Then it hit me... a possible reasoning behind it! Management statistics! It's like the Facebook "like" button. It provides 100% positive feedback to present to your shareholders! Just think about it for a second:
Google introduced G+ and it was "meh". Statistics look not so good becuase there's no percentage involved. Nothing to compare the data against. Google then made it mandatory to enter your real name in the G+ profile or your profile would be suspended. I bet the report read about like this: "100% of all the people using G+ have no problem sharing their RL name!"... completely ignoring the suspended profiles of course because hey: those aren't using G+ anymore, right?
And it continues: Mandatory G+ account for YouTube comments? "100% of the commenters on YouTube like to use G+ to comment!"... DUH!
This is why I hate statistics.
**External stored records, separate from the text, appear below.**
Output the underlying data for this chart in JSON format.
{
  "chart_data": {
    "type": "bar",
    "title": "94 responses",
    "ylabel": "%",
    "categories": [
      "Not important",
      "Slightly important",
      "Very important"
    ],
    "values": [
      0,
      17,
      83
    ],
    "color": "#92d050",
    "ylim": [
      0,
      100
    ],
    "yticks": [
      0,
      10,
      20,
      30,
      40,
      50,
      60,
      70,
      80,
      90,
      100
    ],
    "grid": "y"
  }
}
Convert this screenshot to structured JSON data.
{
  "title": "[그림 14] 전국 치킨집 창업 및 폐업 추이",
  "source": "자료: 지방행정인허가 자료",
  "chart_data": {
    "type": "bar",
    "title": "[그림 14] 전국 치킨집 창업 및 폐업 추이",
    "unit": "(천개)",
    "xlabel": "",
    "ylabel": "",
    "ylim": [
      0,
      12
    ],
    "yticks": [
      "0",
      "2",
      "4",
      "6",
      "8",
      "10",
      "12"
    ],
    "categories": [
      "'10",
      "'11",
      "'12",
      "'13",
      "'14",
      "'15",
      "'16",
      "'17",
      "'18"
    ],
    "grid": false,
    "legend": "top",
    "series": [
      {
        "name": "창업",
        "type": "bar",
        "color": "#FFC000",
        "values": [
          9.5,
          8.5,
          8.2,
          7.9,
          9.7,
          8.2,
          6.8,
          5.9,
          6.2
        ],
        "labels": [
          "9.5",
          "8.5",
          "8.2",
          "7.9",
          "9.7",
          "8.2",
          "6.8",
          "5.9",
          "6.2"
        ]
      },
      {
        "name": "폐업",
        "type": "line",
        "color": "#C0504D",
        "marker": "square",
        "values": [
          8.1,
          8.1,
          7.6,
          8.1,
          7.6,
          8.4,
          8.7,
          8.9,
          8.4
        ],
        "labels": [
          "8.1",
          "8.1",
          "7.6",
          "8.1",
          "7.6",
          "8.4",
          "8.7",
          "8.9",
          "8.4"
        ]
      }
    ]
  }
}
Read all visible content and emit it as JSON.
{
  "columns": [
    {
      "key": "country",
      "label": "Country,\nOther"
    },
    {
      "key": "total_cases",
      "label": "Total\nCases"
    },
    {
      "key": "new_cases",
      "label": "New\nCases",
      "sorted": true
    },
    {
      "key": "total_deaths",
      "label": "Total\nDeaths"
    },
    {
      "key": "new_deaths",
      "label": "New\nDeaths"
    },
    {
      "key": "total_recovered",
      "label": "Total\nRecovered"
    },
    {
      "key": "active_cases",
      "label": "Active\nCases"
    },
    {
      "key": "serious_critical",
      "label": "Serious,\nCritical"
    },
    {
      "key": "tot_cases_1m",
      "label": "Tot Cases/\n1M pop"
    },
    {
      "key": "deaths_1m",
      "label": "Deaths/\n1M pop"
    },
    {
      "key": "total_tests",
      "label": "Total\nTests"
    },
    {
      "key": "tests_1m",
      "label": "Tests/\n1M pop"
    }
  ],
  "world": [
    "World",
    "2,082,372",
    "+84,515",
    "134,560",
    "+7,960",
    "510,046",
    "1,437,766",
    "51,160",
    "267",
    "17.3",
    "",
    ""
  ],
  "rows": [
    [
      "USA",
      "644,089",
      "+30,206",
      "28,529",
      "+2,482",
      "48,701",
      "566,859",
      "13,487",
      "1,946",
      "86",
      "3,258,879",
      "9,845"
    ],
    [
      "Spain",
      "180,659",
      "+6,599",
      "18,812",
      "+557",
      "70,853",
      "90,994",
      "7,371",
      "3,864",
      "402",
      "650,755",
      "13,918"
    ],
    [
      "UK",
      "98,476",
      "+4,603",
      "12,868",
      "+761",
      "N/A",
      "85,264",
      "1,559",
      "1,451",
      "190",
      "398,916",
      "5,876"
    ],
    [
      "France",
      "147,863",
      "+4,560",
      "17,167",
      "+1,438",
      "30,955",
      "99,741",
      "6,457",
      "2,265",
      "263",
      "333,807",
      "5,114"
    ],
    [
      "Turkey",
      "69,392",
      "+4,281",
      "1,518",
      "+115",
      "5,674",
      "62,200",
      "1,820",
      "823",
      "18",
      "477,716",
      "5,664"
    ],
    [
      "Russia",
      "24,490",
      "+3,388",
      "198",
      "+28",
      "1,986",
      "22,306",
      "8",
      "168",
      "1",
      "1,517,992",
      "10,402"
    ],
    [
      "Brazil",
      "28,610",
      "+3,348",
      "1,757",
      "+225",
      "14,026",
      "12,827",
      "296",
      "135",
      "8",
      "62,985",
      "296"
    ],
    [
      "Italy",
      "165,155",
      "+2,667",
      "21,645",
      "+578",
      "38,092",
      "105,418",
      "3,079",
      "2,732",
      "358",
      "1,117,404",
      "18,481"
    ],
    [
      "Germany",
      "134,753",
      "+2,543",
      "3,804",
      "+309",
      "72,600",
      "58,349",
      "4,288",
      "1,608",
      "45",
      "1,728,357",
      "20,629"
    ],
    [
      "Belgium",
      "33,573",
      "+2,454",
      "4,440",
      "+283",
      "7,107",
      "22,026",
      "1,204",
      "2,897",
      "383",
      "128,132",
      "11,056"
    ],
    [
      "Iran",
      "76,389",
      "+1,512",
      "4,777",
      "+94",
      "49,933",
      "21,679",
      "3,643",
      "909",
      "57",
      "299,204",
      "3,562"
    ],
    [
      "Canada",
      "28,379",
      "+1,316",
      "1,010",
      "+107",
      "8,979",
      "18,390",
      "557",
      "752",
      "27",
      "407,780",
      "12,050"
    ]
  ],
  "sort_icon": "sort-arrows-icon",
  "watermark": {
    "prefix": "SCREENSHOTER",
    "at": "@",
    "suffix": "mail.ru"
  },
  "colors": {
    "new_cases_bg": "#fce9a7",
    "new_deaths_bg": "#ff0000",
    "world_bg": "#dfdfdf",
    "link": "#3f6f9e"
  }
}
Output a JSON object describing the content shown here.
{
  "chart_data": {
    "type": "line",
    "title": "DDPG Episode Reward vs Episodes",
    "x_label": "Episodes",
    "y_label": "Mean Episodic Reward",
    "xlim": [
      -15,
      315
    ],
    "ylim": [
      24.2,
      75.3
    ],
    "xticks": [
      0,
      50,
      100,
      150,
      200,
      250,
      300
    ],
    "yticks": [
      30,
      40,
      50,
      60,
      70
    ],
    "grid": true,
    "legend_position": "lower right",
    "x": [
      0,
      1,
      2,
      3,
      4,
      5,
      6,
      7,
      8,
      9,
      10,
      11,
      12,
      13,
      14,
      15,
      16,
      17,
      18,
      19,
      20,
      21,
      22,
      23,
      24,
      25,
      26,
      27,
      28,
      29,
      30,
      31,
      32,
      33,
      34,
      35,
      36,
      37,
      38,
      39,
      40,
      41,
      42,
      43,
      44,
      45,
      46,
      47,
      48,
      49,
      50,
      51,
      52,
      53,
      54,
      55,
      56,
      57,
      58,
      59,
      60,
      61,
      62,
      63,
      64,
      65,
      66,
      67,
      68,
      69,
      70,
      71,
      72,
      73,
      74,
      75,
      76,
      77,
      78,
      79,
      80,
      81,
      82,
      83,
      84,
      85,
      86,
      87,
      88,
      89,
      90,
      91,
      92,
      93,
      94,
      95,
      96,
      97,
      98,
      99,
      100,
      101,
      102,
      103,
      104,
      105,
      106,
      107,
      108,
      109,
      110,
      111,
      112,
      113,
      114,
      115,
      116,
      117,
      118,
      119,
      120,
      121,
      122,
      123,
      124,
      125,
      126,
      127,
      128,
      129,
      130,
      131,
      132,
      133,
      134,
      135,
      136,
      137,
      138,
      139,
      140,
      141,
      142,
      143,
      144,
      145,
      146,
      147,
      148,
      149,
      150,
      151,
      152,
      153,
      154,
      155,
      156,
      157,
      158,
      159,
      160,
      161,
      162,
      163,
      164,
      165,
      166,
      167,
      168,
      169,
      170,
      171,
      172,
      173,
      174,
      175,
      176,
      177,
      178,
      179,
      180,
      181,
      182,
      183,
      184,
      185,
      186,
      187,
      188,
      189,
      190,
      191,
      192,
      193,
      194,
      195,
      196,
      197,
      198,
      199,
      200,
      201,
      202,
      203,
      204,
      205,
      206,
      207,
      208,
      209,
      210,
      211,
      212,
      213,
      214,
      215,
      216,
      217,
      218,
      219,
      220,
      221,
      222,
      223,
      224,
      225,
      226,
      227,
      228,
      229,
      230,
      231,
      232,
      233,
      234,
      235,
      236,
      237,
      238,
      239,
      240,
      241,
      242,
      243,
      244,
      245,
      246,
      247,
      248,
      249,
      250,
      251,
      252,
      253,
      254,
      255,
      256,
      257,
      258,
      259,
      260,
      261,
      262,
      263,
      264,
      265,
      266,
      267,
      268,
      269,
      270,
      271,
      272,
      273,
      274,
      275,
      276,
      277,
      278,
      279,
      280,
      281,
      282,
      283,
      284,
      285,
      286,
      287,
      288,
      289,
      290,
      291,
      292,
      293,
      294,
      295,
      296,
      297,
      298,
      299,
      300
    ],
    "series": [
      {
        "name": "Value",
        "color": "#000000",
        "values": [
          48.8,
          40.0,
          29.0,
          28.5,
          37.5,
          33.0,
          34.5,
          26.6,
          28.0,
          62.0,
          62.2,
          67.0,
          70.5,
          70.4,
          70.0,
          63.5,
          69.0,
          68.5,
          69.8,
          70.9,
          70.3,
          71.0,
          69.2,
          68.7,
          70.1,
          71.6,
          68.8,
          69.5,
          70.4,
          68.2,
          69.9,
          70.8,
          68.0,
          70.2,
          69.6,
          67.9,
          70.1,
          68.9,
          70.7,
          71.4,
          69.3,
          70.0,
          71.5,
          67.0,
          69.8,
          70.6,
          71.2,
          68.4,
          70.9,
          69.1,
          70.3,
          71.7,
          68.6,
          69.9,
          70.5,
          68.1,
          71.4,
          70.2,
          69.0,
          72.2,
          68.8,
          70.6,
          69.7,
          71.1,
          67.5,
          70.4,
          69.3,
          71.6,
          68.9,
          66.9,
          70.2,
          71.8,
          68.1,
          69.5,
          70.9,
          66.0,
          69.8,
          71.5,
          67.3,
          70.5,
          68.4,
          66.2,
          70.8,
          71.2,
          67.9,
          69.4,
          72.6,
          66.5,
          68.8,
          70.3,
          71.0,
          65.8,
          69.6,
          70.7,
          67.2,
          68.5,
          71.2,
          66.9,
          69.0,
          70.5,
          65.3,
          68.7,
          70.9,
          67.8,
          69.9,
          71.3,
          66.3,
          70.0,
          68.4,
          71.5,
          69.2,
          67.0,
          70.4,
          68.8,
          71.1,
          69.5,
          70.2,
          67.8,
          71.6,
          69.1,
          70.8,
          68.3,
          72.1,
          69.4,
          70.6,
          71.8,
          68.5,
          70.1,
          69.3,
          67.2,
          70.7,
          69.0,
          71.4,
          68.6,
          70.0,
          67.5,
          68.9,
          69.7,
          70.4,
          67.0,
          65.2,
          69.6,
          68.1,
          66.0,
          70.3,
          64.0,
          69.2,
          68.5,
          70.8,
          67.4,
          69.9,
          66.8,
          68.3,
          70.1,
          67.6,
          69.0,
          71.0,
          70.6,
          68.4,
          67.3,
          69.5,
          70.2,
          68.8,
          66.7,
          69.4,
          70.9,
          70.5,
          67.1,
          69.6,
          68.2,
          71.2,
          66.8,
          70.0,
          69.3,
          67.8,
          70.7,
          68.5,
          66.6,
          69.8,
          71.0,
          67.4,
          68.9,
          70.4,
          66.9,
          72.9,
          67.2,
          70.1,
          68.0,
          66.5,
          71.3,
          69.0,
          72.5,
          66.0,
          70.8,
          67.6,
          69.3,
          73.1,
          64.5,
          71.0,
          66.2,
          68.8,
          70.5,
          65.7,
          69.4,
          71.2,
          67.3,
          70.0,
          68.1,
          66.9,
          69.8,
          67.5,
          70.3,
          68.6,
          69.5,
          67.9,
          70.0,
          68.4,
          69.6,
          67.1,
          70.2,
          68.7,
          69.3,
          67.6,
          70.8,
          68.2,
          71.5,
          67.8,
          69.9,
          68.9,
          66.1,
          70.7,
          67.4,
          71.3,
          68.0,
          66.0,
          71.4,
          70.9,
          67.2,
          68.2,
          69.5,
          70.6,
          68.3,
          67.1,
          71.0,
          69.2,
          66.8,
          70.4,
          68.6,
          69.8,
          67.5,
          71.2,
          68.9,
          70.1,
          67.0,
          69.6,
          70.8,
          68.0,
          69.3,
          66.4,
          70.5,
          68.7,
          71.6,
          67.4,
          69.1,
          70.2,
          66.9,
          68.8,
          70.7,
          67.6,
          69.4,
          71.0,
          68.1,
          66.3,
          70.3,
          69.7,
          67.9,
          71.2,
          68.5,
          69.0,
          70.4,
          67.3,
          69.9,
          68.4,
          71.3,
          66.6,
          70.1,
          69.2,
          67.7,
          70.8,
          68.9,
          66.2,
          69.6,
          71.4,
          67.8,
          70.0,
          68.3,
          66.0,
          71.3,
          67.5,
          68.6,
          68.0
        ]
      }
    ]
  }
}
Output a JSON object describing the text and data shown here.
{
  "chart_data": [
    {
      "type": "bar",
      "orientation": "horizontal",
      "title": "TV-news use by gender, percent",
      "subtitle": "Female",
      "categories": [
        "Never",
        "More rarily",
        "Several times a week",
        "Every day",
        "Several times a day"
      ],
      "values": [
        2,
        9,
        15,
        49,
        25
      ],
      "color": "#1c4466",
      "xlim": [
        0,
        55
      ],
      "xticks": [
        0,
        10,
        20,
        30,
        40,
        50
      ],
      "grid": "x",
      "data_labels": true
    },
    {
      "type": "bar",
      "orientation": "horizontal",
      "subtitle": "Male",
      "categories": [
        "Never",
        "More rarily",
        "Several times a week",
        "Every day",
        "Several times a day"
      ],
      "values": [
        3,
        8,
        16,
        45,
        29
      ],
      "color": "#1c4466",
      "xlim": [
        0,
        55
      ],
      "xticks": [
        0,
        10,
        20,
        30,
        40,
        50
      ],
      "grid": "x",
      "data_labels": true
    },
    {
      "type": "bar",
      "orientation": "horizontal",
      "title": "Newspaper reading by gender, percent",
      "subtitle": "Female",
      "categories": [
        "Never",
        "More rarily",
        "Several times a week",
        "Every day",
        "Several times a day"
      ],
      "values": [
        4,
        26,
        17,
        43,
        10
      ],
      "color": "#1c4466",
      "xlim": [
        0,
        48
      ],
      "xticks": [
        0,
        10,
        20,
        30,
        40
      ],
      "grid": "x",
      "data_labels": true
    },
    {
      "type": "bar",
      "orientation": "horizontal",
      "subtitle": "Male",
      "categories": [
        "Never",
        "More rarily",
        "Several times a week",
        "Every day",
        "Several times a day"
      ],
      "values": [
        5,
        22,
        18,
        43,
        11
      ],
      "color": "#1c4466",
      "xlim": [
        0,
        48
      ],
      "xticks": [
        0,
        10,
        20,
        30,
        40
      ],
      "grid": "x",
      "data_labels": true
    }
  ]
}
It's the only branch of science that truly does devils work (or whatever your anti-good diety may be called ;) )
I'd like to see statistics about how many people would rather NOT use G+ for any or all of these features... I bet the percentage would be interesting but it is hard to gather that data and sometimes it's outright impossible because of the way things are set up. Remember the "like" button analogy? Well there you only have a "like" button... say "100 people liked this"... it's useless... 100 out of how many? How many people hated it? How many actually bothered to read it? And here business decisions are made based on that crap - decisions that sooner or later involve everyone of us.